On Monday, when the Syrian government forces entered the city of al-Hasakah, a jubilant Arab community greeted the convoy: a sign of the community's widespread discontent with Kurdish rule, which is experienced in many cases as an occupation.Despite the program to include and protect the non-Kurdish minority (which is actually a numerical majority in some areas), the SDF leadership is mainly trying to win the support of tribal leaders.Many members of the Arab community have said in recent days that little or nothing has been done to improve the living conditions of ordinary people.

Relations with the Assyrians and Christians were better, but political governance from below, through popular assemblies, often appeared more theoretical than real.Critics argue that the Democratic Union Party has retained control over the most important issues and that real power has remained in the hands of a narrow leadership.Recruitment was a constant element of tension, poverty and corruption were widespread, the cooperative economy never worked (apart from a few rare noble examples) and, in general, Rojava ran a war economy, exploiting oil and agricultural resources to finance itself.

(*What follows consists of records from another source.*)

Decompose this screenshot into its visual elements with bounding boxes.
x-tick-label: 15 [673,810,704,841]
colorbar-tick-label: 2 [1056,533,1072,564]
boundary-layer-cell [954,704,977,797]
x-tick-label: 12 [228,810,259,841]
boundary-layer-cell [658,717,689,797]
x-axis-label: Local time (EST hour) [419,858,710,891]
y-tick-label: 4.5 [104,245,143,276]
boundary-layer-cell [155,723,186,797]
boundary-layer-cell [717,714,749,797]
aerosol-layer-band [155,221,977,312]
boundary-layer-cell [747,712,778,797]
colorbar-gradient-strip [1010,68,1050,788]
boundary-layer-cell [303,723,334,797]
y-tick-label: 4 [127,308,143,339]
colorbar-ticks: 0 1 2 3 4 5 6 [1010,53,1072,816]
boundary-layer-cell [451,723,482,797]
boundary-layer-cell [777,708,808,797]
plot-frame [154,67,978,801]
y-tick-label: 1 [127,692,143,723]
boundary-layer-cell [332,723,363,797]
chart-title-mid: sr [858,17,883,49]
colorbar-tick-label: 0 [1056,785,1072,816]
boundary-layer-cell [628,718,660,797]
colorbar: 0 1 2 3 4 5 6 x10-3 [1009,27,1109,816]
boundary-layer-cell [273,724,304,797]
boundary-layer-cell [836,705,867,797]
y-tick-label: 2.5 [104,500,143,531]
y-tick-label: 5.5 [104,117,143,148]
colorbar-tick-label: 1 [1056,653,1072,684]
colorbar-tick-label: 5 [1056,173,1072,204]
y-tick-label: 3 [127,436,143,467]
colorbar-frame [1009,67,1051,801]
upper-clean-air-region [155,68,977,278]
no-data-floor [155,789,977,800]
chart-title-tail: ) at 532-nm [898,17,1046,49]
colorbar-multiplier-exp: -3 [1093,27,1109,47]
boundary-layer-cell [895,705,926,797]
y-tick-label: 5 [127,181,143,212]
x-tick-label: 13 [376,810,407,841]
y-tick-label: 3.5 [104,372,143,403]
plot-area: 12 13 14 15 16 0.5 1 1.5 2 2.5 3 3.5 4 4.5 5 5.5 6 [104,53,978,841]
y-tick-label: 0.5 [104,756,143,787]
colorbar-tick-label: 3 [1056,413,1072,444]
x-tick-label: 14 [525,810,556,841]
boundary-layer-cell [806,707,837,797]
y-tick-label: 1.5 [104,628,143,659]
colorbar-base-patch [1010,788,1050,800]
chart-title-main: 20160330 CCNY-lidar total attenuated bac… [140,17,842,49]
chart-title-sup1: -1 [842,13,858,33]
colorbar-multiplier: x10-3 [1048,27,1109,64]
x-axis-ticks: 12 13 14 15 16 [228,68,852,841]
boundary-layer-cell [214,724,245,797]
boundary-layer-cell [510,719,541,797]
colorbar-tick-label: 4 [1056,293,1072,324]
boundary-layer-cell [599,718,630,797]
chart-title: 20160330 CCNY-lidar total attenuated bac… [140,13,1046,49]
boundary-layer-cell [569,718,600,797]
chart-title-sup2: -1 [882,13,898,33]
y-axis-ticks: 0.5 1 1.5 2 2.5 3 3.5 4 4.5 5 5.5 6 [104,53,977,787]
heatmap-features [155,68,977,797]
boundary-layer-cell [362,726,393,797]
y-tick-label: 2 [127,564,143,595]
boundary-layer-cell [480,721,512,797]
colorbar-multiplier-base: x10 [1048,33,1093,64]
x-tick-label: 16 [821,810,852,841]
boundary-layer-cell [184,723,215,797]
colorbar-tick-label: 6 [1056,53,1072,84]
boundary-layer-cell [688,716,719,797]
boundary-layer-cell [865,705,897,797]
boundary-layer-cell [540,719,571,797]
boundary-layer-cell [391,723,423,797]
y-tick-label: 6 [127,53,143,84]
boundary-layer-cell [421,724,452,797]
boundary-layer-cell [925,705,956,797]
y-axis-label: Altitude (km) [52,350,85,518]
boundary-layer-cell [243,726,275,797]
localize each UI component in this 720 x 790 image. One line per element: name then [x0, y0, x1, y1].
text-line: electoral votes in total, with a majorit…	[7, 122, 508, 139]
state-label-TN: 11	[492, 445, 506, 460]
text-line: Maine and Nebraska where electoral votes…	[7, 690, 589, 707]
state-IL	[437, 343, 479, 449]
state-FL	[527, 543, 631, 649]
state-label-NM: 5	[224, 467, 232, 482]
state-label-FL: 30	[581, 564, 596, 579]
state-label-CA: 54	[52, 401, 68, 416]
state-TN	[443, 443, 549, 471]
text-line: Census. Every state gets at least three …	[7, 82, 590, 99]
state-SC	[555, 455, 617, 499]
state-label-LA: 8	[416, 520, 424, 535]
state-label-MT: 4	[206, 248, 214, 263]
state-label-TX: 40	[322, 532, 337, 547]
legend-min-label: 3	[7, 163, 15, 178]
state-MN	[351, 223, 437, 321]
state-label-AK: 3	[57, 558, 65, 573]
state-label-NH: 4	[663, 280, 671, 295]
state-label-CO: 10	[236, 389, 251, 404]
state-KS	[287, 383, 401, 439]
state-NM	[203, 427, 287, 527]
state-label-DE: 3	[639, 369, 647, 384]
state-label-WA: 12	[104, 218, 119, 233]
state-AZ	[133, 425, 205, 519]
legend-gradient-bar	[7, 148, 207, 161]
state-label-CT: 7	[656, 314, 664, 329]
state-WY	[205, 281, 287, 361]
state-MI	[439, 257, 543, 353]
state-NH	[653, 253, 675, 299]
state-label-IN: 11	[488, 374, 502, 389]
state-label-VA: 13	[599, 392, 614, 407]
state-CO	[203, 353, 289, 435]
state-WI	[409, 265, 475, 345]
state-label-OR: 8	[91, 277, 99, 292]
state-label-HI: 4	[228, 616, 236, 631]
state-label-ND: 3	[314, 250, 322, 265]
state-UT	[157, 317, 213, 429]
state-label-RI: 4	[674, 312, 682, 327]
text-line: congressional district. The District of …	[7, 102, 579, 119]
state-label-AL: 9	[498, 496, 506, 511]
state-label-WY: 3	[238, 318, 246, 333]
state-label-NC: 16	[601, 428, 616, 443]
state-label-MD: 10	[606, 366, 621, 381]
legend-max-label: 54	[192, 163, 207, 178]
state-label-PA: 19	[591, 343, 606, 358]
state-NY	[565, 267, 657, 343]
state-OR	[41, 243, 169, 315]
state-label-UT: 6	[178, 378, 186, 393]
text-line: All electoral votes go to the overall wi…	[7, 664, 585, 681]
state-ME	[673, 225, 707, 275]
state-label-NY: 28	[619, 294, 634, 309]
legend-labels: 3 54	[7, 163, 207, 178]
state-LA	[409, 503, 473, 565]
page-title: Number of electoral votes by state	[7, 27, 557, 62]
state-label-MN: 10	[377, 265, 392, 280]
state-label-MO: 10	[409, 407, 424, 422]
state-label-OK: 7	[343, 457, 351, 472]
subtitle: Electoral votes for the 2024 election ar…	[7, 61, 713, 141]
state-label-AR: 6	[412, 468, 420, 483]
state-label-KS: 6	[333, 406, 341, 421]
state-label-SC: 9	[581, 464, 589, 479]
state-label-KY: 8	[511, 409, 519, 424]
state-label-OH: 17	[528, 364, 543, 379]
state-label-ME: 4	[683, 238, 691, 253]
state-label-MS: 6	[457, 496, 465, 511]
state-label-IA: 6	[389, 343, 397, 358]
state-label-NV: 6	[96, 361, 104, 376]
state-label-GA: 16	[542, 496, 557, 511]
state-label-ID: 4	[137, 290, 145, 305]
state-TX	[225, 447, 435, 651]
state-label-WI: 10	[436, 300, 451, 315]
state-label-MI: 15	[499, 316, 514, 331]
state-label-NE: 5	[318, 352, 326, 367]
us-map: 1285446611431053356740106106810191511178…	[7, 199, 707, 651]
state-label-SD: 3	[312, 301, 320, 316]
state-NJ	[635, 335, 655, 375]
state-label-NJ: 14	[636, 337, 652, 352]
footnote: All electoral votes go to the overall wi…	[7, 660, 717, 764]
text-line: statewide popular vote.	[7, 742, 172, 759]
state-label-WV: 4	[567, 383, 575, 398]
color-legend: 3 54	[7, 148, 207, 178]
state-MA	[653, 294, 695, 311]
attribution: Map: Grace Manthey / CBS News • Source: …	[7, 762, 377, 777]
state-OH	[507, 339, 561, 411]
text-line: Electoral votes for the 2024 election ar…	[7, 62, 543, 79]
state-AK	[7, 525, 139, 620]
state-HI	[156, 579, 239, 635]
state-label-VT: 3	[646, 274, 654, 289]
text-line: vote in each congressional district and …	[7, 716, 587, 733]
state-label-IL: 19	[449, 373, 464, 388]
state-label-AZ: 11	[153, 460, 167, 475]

Women's liberation projects have been highly successful, but often poorly tolerated in Arab and Muslim-majority areas: In January, when government forces took control of the city of Tabqa, locals toppled a statue of a Kurdish soldier.

The innovative experiment, conducted under extreme conditions, was complicated by the progressive dismemberment of the United States.Clashes of the past weeks have greatly weakened Kurdish military capabilities: signing the agreement has been interpreted as a capitulation.